Janis has been teaching online courses for us for years now, primarily
Brain and Behavior (PSY 240) and Depression, Diagnosis and Treatment
(PSY 450). She has also regularly offered her assistance to other
faculty and graduate students who have been preparing their own online
courses.
New
Book by Professor Geoffrey Miller Out May 14th, 2009
Dr. Geoffrey Miller, Associate Professor in Psychology, is the author
of a new popular science book on the evolutionary psychology of
consumer behavior. The book, titled Spent:
Sex, Evolution, and Consumer Behavior,
will be released May 14 in the US/Canada by Viking/Penguin/Putnam, July
2 in the UK/Commonwealth by William Heinemann/Random House, and later
in Dutch, Korean, and other translations. Dr. Miller's other books
include Mating Intelligence:
Sex, Relationships, and the Mind's Reproductive System
and The Mating Mind: How
Sexual Choice Shaped the Evolution of Human Nature.
Dr.
Jane Ellen Smith
Named Chair of
Psychology Department
Dr. Jane Ellen Smith, professor in the Psychology Department at UNM
since 1984, took over the role of Chair in August, 2008. Dr.
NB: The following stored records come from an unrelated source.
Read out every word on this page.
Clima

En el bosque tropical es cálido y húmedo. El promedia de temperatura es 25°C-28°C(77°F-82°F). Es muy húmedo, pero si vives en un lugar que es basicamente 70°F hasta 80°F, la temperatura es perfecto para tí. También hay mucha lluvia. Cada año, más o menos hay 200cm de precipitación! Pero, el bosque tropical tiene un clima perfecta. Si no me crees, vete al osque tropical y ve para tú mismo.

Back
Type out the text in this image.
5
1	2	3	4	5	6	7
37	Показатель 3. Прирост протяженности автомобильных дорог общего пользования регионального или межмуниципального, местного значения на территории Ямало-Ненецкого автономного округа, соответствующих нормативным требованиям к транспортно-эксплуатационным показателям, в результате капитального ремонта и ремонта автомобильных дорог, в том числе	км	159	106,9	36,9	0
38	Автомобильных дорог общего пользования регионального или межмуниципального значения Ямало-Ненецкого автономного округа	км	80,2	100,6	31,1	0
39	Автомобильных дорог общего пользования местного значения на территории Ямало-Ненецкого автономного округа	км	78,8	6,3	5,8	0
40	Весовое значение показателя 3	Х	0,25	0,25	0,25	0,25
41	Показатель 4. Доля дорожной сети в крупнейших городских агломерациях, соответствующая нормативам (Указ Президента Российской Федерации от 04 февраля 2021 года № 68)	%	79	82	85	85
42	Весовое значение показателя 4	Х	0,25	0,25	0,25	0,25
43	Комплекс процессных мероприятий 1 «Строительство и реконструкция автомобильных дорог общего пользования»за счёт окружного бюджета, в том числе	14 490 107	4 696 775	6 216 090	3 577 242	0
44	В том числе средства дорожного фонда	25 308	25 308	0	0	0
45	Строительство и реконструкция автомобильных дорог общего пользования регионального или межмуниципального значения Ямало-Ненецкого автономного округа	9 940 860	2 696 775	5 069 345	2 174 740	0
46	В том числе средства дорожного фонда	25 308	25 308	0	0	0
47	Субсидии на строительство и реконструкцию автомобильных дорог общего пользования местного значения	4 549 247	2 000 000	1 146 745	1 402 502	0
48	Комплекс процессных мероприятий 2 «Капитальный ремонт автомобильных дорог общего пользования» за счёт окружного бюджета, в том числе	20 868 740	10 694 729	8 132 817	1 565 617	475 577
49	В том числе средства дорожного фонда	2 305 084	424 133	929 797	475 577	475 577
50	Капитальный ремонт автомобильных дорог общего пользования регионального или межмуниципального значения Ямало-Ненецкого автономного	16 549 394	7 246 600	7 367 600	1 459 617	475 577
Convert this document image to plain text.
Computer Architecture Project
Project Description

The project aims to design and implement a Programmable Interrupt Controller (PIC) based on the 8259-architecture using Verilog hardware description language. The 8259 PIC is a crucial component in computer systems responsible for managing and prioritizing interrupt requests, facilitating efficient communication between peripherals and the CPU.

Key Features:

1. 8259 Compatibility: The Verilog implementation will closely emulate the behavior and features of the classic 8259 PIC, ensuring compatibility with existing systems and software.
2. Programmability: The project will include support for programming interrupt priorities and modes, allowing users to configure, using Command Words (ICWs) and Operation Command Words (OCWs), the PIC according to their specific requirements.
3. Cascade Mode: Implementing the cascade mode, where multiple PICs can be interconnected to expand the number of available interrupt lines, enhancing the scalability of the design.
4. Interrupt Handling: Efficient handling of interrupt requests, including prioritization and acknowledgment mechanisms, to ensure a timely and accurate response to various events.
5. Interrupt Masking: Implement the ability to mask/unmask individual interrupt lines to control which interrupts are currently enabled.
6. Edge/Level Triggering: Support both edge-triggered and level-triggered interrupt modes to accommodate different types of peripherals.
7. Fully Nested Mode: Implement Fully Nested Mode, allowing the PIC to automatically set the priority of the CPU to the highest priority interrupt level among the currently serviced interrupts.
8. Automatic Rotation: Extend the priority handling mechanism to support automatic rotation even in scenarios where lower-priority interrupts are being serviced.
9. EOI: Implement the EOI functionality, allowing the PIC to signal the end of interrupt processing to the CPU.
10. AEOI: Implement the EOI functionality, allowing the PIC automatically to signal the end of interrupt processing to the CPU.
Smith's
lab researches a diverse group of psychological topics including
assessment and treatment of body image and eating disorders,
cognitive-behavioral treatment of alcoholic homeless women, dual
diagnosis (substance abuse and chronic mental illness), the Community
Reinforcement
Approach (CRA) to treat alcohol problems, and Community
Reinforcement and Family Training (CRAFT) to engage treatment-refusing
substance abusers into treatment.
Dr.
Smith was recently named the 2007-09 Presidential Teaching Fellow, the
highest teaching award at the university.
Steve
Alley Wins Teaching Award
Psychology lecturer Steven Alley won #2 "Best Teacher at UNM" in the
Daily Lobo "Lo Mejor" best of student survey. The Lobo will be
publishing the results of their student survey in their "Otra Vez" best
of issue on April 5th.
PSYCHOLOGY GRADUATE STUDENT Kevin Hallgren has been awarded an NIH Ruth Kirschstein National Research Service Award through the UNM Center on Alcoholism, Substance Abuse, and Addictions (CASAA). The fellowship will provide two years of support for a project that uses network analysis to better understand how drinking problems may be transmitted through social support networks. For more info, click here.
PSYCHOLOGY
DOCTORAL CANDIDATE Tessa Margett, won the Susan
Deese-Roberts Teaching Assistant
of the Year Award. Tessa teaches Developmental Psychology on main
campus.
Tessa is part of Dr. Witherington's
lab where her
research interests include cognitive development in pre-school
children, specifically pre-schoolers ability to distinguish living
kinds from man-made objects.
PSYCHOLOGY DOCTORAL CANDIDATE Rachael Falcon was also nominated for the Susan Deese-Roberts Teaching Assistant of the Year Award.
PSYCHOLOGY GRADUATE STUDENT Zhen Yang received the Graduate Deans Dissertation Fellowship for her “Spatial orienting and selective attention in pediatric mild TBI patients: An fMRI study.”